Birthday Reviews: Rick Wilber’s “Greggie’s Cup”

Cover by Thomas Canty
Cover by Thomas Canty

Rick Wilber was born on September 4, 1948.

Rick Wilber won the Stephen R. Donaldson Award for scholarship at the IAFA in 2006 and the Sidewise Award for Alternate History in 2013 for his story about catcher/spy Moe Berg. He has also been nominated for the John W. Campbell Memorial Award. In 1997, along with Sheila Williams, Wilber founded the Isaac Asimov Award for Undergraduate Excellence in Science Fiction and Fantasy Writing that is presented annually to students at the IAFA. In 2005, Asimov’s name was replaced in the award title with Dell Magazines.
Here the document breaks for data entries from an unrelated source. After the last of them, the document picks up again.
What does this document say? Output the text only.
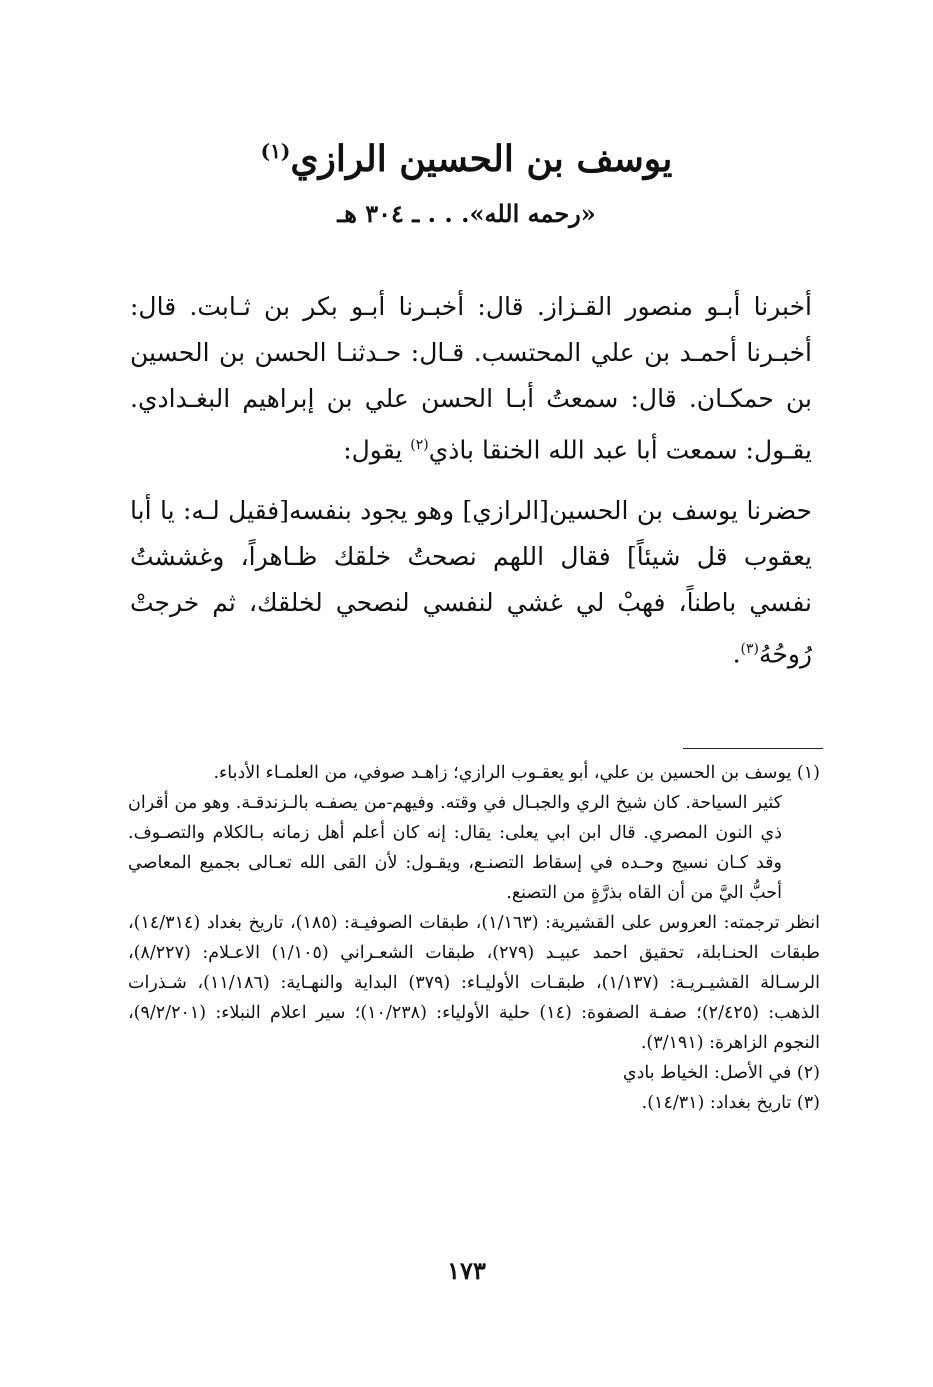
يوسف بن الحسين الرازي$^{(١)}$
«رحمه الله». . . ـ ٣٠٤ هـ

أخبرنا أبـو منصور القـزاز. قال: أخبـرنا أبـو بكر بن ثـابت. قال: أخبـرنا أحمـد بن علي المحتسب. قـال: حـدثنـا الحسن بن الحسين بن حمكـان. قال: سمعتُ أبـا الحسن علي بن إبراهيم البغـدادي. يقـول: سمعت أبا عبد الله الخنقا باذي$^{(٢)}$ يقول:

حضرنا يوسف بن الحسين[الرازي] وهو يجود بنفسه[فقيل لـه: يا أبا يعقوب قل شيئاً] فقال اللهم نصحتُ خلقك ظـاهراً، وغششتُ نفسي باطناً، فهبْ لي غشي لنفسي لنصحي لخلقك، ثم خرجتْ رُوحُهُ$^{(٣)}$.

(١) يوسف بن الحسين بن علي، أبو يعقـوب الرازي؛ زاهـد صوفي، من العلمـاء الأدباء.

كثير السياحة. كان شيخ الري والجبـال في وقته. وفيهم-من يصفـه بالـزندقـة. وهو من أقران ذي النون المصري. قال ابن ابي يعلى: يقال: إنه كان أعلم أهل زمانه بـالكلام والتصـوف. وقد كـان نسيج وحـده في إسقاط التصنـع، ويقـول: لأن القى الله تعـالى بجميع المعاصي أحبُّ اليَّ من أن القاه بذرَّةٍ من التصنع.

انظر ترجمته: العروس على القشيرية: (١/١٦٣)، طبقات الصوفيـة: (١٨٥)، تاريخ بغداد (١٤/٣١٤)، طبقات الحنـابلة، تحقيق احمد عبيـد (٢٧٩)، طبقات الشعـراني (١/١٠٥) الاعـلام: (٨/٢٢٧)، الرسـالة القشيـريـة: (١/١٣٧)، طبقـات الأوليـاء: (٣٧٩) البداية والنهـاية: (١١/١٨٦)، شـذرات الذهب: (٢/٤٢٥)؛ صفـة الصفوة: (١٤) حلية الأولياء: (١٠/٢٣٨)؛ سير اعلام النبلاء: (٩/٢/٢٠١)، النجوم الزاهرة: (٣/١٩١).

(٢) في الأصل: الخياط بادي

(٣) تاريخ بغداد: (١٤/٣١).

١٧٣
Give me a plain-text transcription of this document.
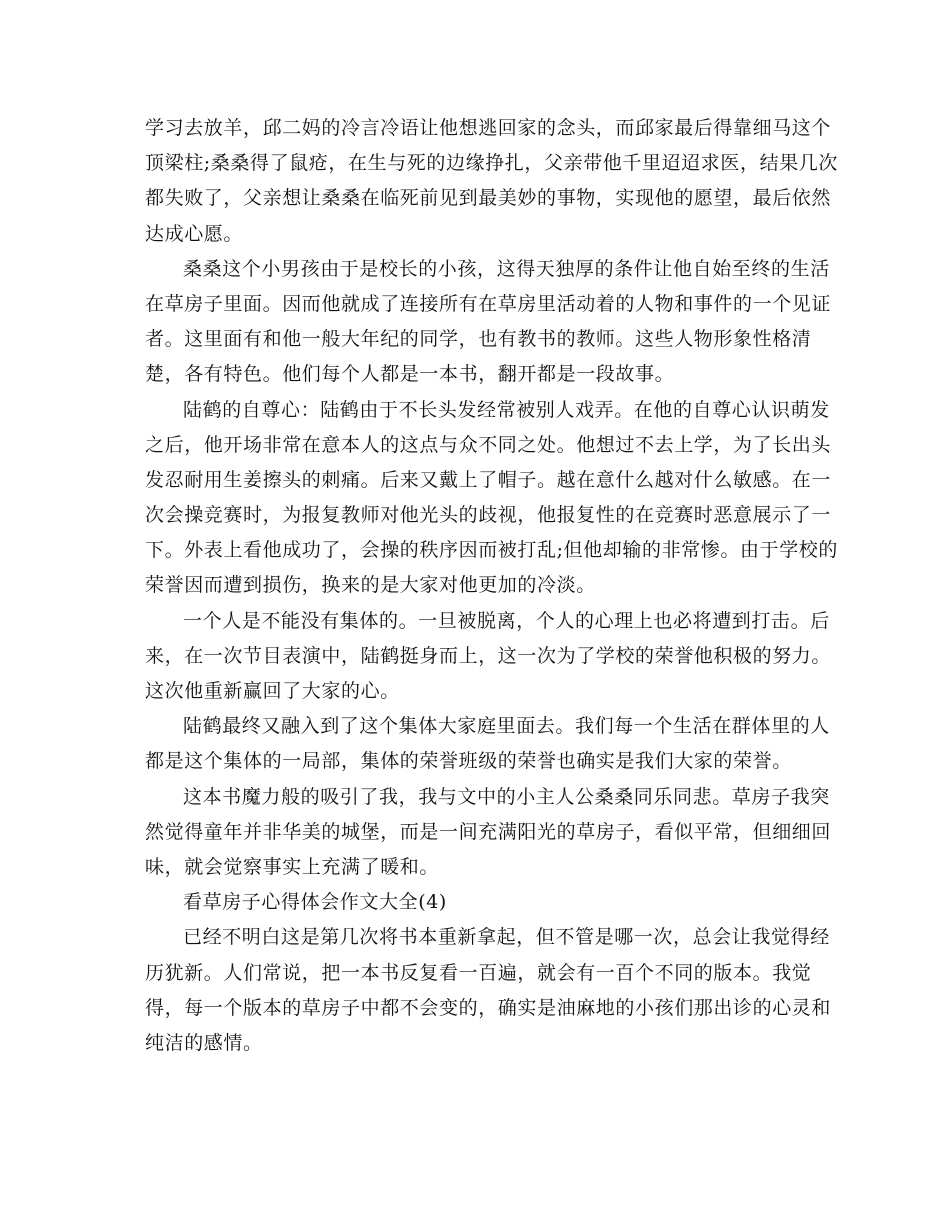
学习去放羊，邱二妈的冷言冷语让他想逃回家的念头，而邱家最后得靠细马这个
顶梁柱;桑桑得了鼠疮，在生与死的边缘挣扎，父亲带他千里迢迢求医，结果几次
都失败了，父亲想让桑桑在临死前见到最美妙的事物，实现他的愿望，最后依然
达成心愿。
桑桑这个小男孩由于是校长的小孩，这得天独厚的条件让他自始至终的生活
在草房子里面。因而他就成了连接所有在草房里活动着的人物和事件的一个见证
者。这里面有和他一般大年纪的同学，也有教书的教师。这些人物形象性格清
楚，各有特色。他们每个人都是一本书，翻开都是一段故事。
陆鹤的自尊心：陆鹤由于不长头发经常被别人戏弄。在他的自尊心认识萌发
之后，他开场非常在意本人的这点与众不同之处。他想过不去上学，为了长出头
发忍耐用生姜擦头的刺痛。后来又戴上了帽子。越在意什么越对什么敏感。在一
次会操竞赛时，为报复教师对他光头的歧视，他报复性的在竞赛时恶意展示了一
下。外表上看他成功了，会操的秩序因而被打乱;但他却输的非常惨。由于学校的
荣誉因而遭到损伤，换来的是大家对他更加的冷淡。
一个人是不能没有集体的。一旦被脱离，个人的心理上也必将遭到打击。后
来，在一次节目表演中，陆鹤挺身而上，这一次为了学校的荣誉他积极的努力。
这次他重新赢回了大家的心。
陆鹤最终又融入到了这个集体大家庭里面去。我们每一个生活在群体里的人
都是这个集体的一局部，集体的荣誉班级的荣誉也确实是我们大家的荣誉。
这本书魔力般的吸引了我，我与文中的小主人公桑桑同乐同悲。草房子我突
然觉得童年并非华美的城堡，而是一间充满阳光的草房子，看似平常，但细细回
味，就会觉察事实上充满了暖和。
看草房子心得体会作文大全(4)
已经不明白这是第几次将书本重新拿起，但不管是哪一次，总会让我觉得经
历犹新。人们常说，把一本书反复看一百遍，就会有一百个不同的版本。我觉
得，每一个版本的草房子中都不会变的，确实是油麻地的小孩们那出诊的心灵和
纯洁的感情。
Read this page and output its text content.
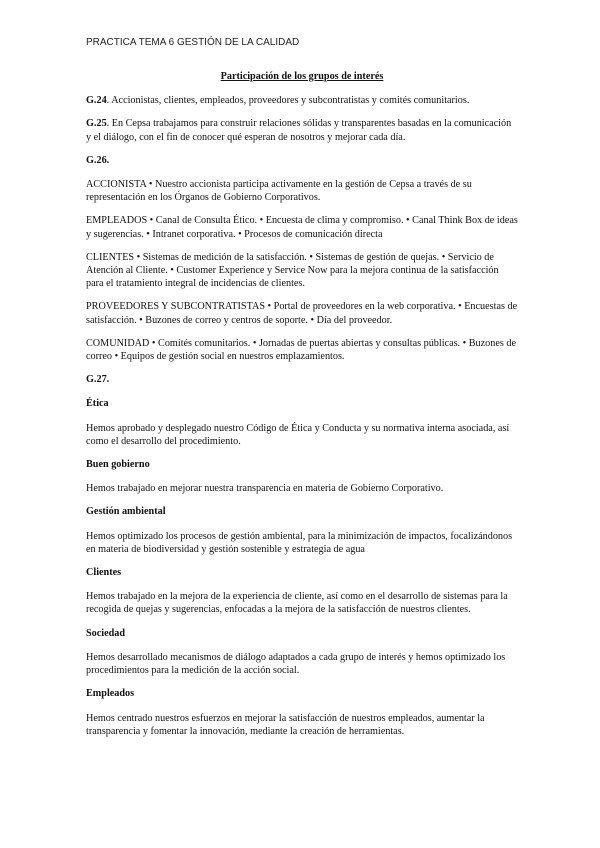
PRACTICA TEMA 6 GESTIÓN DE LA CALIDAD
Participación de los grupos de interés

G.24. Accionistas, clientes, empleados, proveedores y subcontratistas y comités comunitarios.

G.25. En Cepsa trabajamos para construir relaciones sólidas y transparentes basadas en la comunicación y el diálogo, con el fin de conocer qué esperan de nosotros y mejorar cada día.

G.26.

ACCIONISTA • Nuestro accionista participa activamente en la gestión de Cepsa a través de su representación en los Órganos de Gobierno Corporativos.

EMPLEADOS • Canal de Consulta Ético. • Encuesta de clima y compromiso. • Canal Think Box de ideas y sugerencias. • Intranet corporativa. • Procesos de comunicación directa

CLIENTES • Sistemas de medición de la satisfacción. • Sistemas de gestión de quejas. • Servicio de Atención al Cliente. • Customer Experience y Service Now para la mejora continua de la satisfacción para el tratamiento integral de incidencias de clientes.

PROVEEDORES Y SUBCONTRATISTAS • Portal de proveedores en la web corporativa. • Encuestas de satisfacción. • Buzones de correo y centros de soporte. • Día del proveedor.

COMUNIDAD • Comités comunitarios. • Jornadas de puertas abiertas y consultas públicas. • Buzones de correo • Equipos de gestión social en nuestros emplazamientos.

G.27.
Ética

Hemos aprobado y desplegado nuestro Código de Ética y Conducta y su normativa interna asociada, así como el desarrollo del procedimiento.

Buen gobierno

Hemos trabajado en mejorar nuestra transparencia en materia de Gobierno Corporativo.

Gestión ambiental

Hemos optimizado los procesos de gestión ambiental, para la minimización de impactos, focalizándonos en materia de biodiversidad y gestión sostenible y estrategia de agua

Clientes

Hemos trabajado en la mejora de la experiencia de cliente, así como en el desarrollo de sistemas para la recogida de quejas y sugerencias, enfocadas a la mejora de la satisfacción de nuestros clientes.

Sociedad

Hemos desarrollado mecanismos de diálogo adaptados a cada grupo de interés y hemos optimizado los procedimientos para la medición de la acción social.

Empleados

Hemos centrado nuestros esfuerzos en mejorar la satisfacción de nuestros empleados, aumentar la transparencia y fomentar la innovación, mediante la creación de herramientas.
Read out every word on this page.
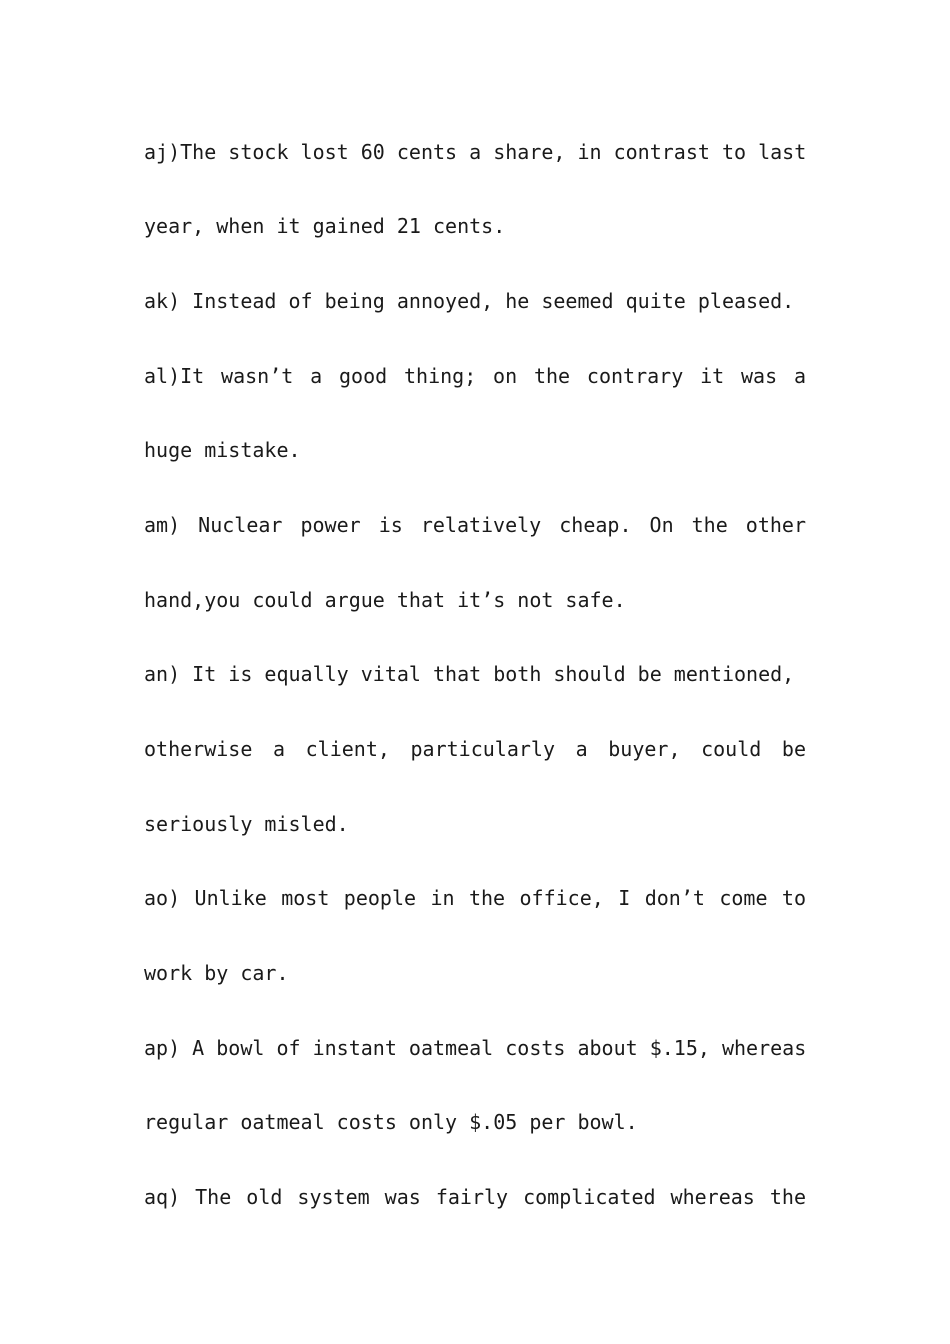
aj)The stock lost 60 cents a share, in contrast to last
year, when it gained 21 cents.
ak) Instead of being annoyed, he seemed quite pleased.
al)It wasn’t a good thing; on the contrary it was a
huge mistake.
am) Nuclear power is relatively cheap. On the other
hand,you could argue that it’s not safe.
an) It is equally vital that both should be mentioned,
otherwise a client, particularly a buyer, could be
seriously misled.
ao) Unlike most people in the office, I don’t come to
work by car.
ap) A bowl of instant oatmeal costs about $.15, whereas
regular oatmeal costs only $.05 per bowl.
aq) The old system was fairly complicated whereas the
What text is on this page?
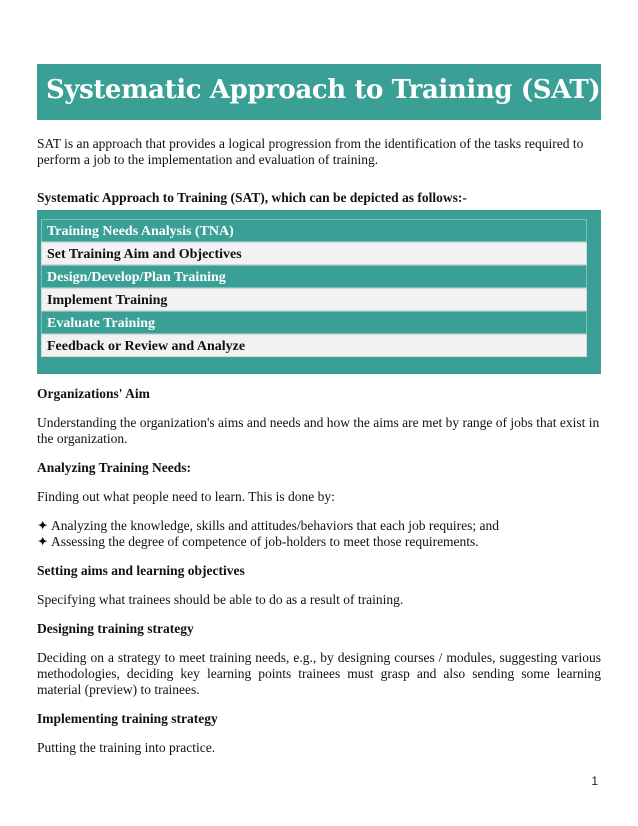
Systematic Approach to Training (SAT)

SAT is an approach that provides a logical progression from the identification of the tasks required to perform a job to the implementation and evaluation of training.

Systematic Approach to Training (SAT), which can be depicted as follows:-

Training Needs Analysis (TNA)
Set Training Aim and Objectives
Design/Develop/Plan Training
Implement Training
Evaluate Training
Feedback or Review and Analyze

Organizations' Aim

Understanding the organization's aims and needs and how the aims are met by range of jobs that exist in the organization.

Analyzing Training Needs:

Finding out what people need to learn. This is done by:

✦ Analyzing the knowledge, skills and attitudes/behaviors that each job requires; and

✦ Assessing the degree of competence of job-holders to meet those requirements.

Setting aims and learning objectives

Specifying what trainees should be able to do as a result of training.

Designing training strategy

Deciding on a strategy to meet training needs, e.g., by designing courses / modules, suggesting various methodologies, deciding key learning points trainees must grasp and also sending some learning material (preview) to trainees.

Implementing training strategy

Putting the training into practice.

1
“Greggie’s Cup” was written for the 1992 anthology Grails: Quests, Visitations and Other Occurences, edited by Richard Gilliams, Martin H. Greenberg, and Edward E. Kramer. The only place it has been reprinted is in one of the two trade paperbacks which were issued to split that massive collection into a more manageable size for reprinting, Grails: Quests of the Dawn, in 1994.

Greg is a back-up quarterback at the end of an uninspiring career, dealing with the aftermath of his second divorce, who takes Greggie, his twelve year old son with Down’s syndrome, with him to visit his sister in Scotland to try to figure out the next steps of his life. While Greg is talking to his sisters and brother-in-law, striking up a conversation with a woman who is interested in him for who he is rather than because he’s a football player, and talking to a team owner about a possible coaching job in the Scottish league, Greggie is off exploring the ruins of a Roman fort and pretending to be a knight.

The fort is more than just a playground for Greggie. Having heard his uncle Tam talking about how everything in Scotland has a tie to King Arthur, Greggie plays that he is fighting with a knight, who slips through time to actually befriend the boy. Sir Lancelot is supposed to be questing for the Holy Grail, but has doubts about his ability to find it since he knows he isn’t pure enough to hold the Grail. Greggie, of course, only sees the good in Lancelot, the fact that he befriended the boy. That is enough for Greggie and knowing that Lancelot is looking for a cup, he gives him the small plastic trophy that he won at a basketball game.